In St. Catharines, Masjid al-Noor board member Hussein Hamdani said a network of mosques discussed different ways to best celebrate the holiday while obeying physical distancing rules.

Masjid al-Noor decided to release an online sermon and give congregants instructions on how to do the Eid prayer at home with their families.

“It’s tough because it’s been a month of fasting,” said Hamdani, noting it’s a taxing time for Muslims, who generally look forward to celebrating it’s end together.

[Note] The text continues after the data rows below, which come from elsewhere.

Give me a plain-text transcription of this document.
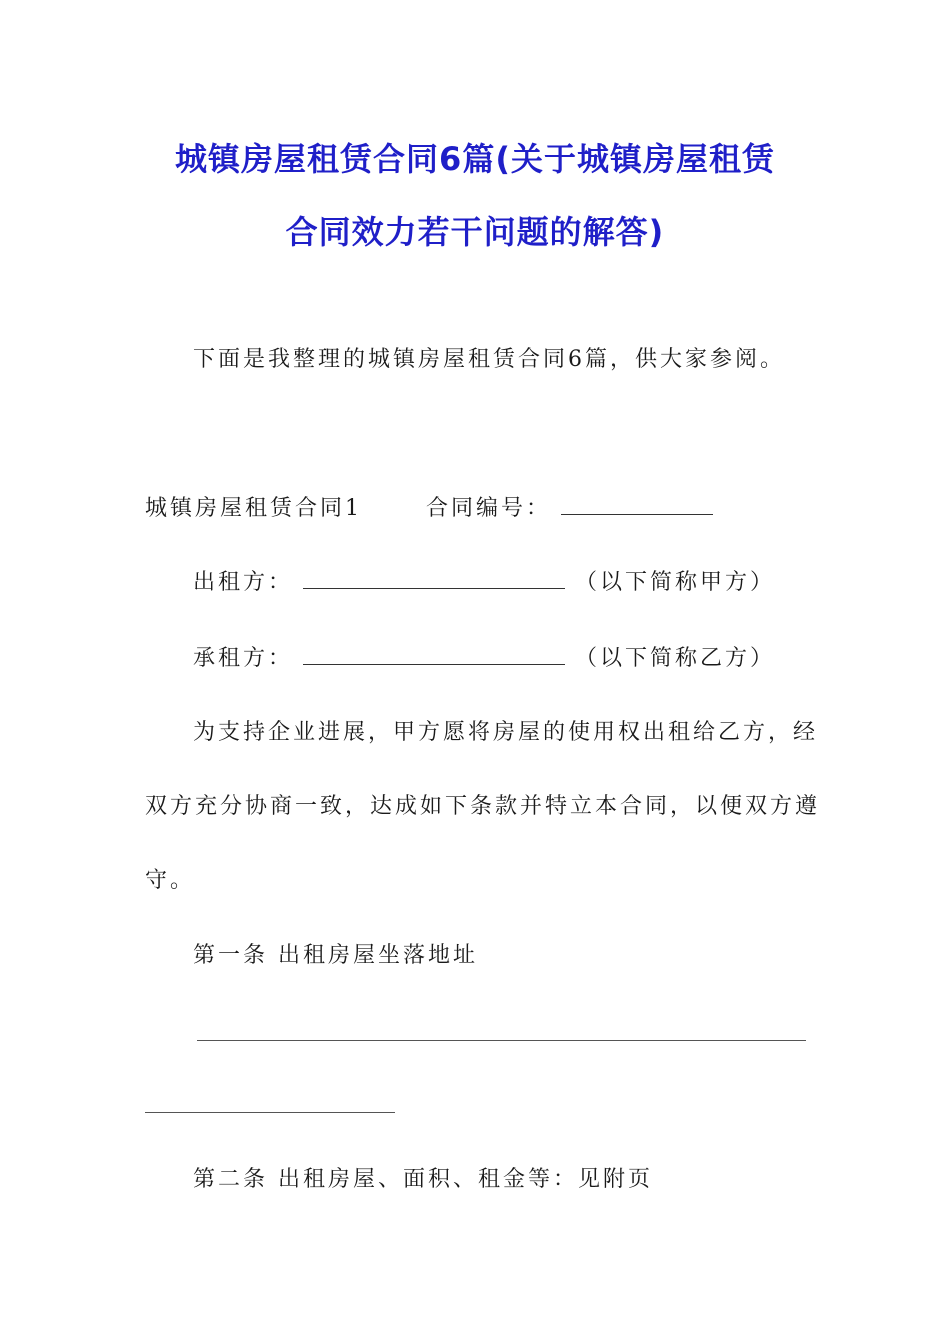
城镇房屋租赁合同6篇(关于城镇房屋租赁
合同效力若干问题的解答)
下面是我整理的城镇房屋租赁合同6篇，供大家参阅。
城镇房屋租赁合同1	合同编号：
出租方：	（以下简称甲方）
承租方：	（以下简称乙方）
为支持企业进展，甲方愿将房屋的使用权出租给乙方，经
双方充分协商一致，达成如下条款并特立本合同，以便双方遵
守。
第一条 出租房屋坐落地址
第二条 出租房屋、面积、租金等：见附页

“We’re so historically used to dealing with things in congregation … and so people are really yearning for getting together and seeing other people and celebrating.”

He said other mosques have opted to livestream the Eid prayer on Zoom to mimic how prayer is led by Imam inside a mosque.

“It certainly captures the spirit of what the community is looking for, which his a bit of coming together,” said Hamdani, although he said his mosque chose not to do the prayer that way.

Back in Mississauga, Kaab said he’s been overjoyed to see that the idea of drive-thru Eid celebrations is catching on. Drive-thru meals for Ramadan have also taken place in other parts of the country, with Al-Rashid Mosque in Edmonton handing out over 1,000 meals in a day.

“I’ve seen posters all over the city promoting the same thing,” said Kaab. “It’s beautiful. That was the whole purpose.”